A set of duplexes is being planned along west Bellfort near Balmforth. The program would allow carefully screened single parents to live in transitional housing for nine to 12 months before getting out on their own.
Nearby residents say it's a great a idea, but just not in their neighborhood.
The grassy, unassuming lot in Meyerland, sandwiched in between two churches, has neighbors at odds with the 56-year-old St. John's Presbyterian Church.
"There are a lot of single mothers who fit the criteria," Pastor Jon Burnham said.
"It's a good idea and I agree with that, it's a perfect idea, but we are concerned about our property," homeowner Pedro Navarro said.
St. John's is partnering with the Presbyterian Children's Homes and Services. They plan to construct four duplexes that will become transitional housing for the Houston Single Parent Family Program. It aims to help single parents get back on their feet, into full-time jobs and a home of their own.

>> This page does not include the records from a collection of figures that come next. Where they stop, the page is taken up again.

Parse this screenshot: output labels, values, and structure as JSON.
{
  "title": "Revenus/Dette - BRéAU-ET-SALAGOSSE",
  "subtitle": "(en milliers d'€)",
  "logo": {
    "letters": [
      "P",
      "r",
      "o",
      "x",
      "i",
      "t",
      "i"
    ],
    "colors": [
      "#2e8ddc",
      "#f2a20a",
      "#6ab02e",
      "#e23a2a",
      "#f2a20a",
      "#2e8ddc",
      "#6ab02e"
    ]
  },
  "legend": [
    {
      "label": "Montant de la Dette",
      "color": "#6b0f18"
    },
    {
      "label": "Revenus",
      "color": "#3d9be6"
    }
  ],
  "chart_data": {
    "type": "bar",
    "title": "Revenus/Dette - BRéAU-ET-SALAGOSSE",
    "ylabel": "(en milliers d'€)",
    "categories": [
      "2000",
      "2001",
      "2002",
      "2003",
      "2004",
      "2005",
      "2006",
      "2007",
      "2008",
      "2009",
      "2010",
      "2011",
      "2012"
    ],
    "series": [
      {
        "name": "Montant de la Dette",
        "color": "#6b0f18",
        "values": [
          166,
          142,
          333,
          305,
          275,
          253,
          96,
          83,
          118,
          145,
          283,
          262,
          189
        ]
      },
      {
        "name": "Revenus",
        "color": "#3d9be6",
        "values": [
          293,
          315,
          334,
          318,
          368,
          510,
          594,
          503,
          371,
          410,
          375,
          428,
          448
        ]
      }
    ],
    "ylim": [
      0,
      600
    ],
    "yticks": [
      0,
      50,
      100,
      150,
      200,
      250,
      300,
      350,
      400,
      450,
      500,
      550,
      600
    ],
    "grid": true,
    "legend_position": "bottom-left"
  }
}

A master's level social worker would be on-site full time overseeing the pre-screened mothers.
"There are a lot of single mothers who fit the criteria and who want to improve their lives, the lives of their children, but they just need a little help," Burnham said.
Though they understand the good intentions, homeowners directly behind the project are concerned about its long-term effects.
"See, everything when it's new looks good. But through the years, you never know what kind of people they are going to bring, so property might depreciate," Navarro said.
St. John's Presbyterian Church says they have already lined up a builder and just want to help single parents in need get to a new level in life.
"On out into their own apartment and with a job and with better parenting skills and a more stable family life and hope for a future," Burnham said.
The church says it already owns the lot and plans to move forward with a groundbreaking in mid 2013.